Leftists wish to undermine marriage’s correct definition, refuse to establish an alternative one, but then claim their actions won’t lead to the government recognition of polygamy and other conceptions of “marriage.”

If they refuse to re-establish some boundaries by redefining, however, this rings hollow. For how can you limit without presenting limitations? Moreover, how can they claim they aren’t destroying marriage? If something can mean anything, it means nothing.

Some leftists may now say there’s no need to redefine “traditional marriage” because faux marriage is an institution unto itself. But this does nothing to validate the constitutional equality argument. After all, the 14th Amendment guarantees equality under the law to individuals.

Not institutions.

Were it otherwise, any institution — including interspecies “marriage” — a group could conjure up would have to enjoy governmental recognition.

So judges’ position should be simple: “The marriage issue concerns definitions, not rights, and no constitution empowers us to redefine marriage. Go talk to your state legislators.”
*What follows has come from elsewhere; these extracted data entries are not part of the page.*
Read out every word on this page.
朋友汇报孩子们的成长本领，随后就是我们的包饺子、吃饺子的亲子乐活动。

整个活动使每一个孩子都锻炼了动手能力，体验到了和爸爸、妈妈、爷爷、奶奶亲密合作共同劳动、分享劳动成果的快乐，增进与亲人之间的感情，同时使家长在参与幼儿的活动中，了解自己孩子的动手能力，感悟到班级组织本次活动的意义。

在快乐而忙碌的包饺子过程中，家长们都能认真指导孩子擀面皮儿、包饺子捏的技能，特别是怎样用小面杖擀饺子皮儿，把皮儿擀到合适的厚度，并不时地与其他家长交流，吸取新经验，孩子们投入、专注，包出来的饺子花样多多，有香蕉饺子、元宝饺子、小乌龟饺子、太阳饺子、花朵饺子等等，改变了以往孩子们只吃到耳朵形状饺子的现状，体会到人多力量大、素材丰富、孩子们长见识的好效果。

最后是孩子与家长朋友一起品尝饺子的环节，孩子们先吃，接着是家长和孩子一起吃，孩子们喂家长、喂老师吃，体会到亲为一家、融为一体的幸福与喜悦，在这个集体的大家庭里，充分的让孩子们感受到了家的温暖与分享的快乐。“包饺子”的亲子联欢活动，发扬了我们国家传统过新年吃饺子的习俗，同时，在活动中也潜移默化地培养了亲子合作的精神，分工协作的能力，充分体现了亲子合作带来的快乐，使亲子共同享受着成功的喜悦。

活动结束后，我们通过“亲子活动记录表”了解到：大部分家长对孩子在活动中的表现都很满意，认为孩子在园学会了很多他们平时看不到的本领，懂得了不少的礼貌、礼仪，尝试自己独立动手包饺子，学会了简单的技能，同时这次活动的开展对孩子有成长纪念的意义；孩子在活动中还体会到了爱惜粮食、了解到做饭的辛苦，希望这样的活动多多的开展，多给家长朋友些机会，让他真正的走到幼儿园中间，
This is all that matters from a constitutional standpoint. Despite this, individual judges have taken it upon themselves to upend tradition based on their whims and our modern trends. And note how recent a phenomenon faux marriage is. As Kyle Wingfield points out at the Atlanta Journal-Constitution:

• In 2000, no country allowed same-sex marriages.

• In 2004, George W. Bush’s re-election bid was helped by a boost in GOP turnout as voters in 11 states approved gay-marriage bans.

• In 2008, Barack Obama, despite running to Hillary Clinton’s left on other issues, said he opposed gay marriage.

And the subordination of tradition to fads is interesting. In 2014, 7th Circuit Court of Appeals judge Richard Posner exclaimed to a lawyer defending Indiana and Wisconsin faux-marriage “bans” (they’re not actual “bans,” just statutory refusal to recognize faux marriage), “How can tradition be a reason for anything?” Now, one might be better served asking, “How can trends be a reason for anything?” or, when told something is “the law,” “How can the law be a reason for anything?” But the reality is that as with law, tradition isn’t a reason for anything. But it reflects a reason.

Perhaps Judge Posner would have done well to remember that, as with a defendant in court, a tradition should be viewed as innocent until proven guilty. The reason for this concerns something called Chesterton’s Fence, explained by G.K. Chesterton as follows:

In the matter of reforming things, as distinct from deforming them, there is one plain and simple principle; a principle which will probably be called a paradox. There exists in such a case a certain institution or law; let us say, for the sake of simplicity, a fence or gate erected across a road. The more modern type of reformer goes gaily up to it and says, “I don’t see the use of this; let us clear it away.” To which the more intelligent type of reformer will do well to answer: “If you don’t see the use of it, I certainly won’t let you clear it away. Go away and think. Then, when you can come back and tell me that you do see the use of it, I may allow you to destroy it.”

A tradition exists for a reason; it may be a good reason or it may be a bad one, but saying you can overturn it without understanding that reason is akin to claiming you should remove a bolt from an airplane because you don’t understand its purpose. When people say they don’t “see the reason” for tradition, it’s only an indictment of themselves: They don’t see.

And whatever that reason is, it’s the result of “democracy extended through time,” to use Chesterton’s characterization of tradition. It represents the explicitly-rendered judgments and tacit approval of countless millions who throughout the ages erected and preserved the tradition.

Are we to trade that for the whims of five lawyers in black robes?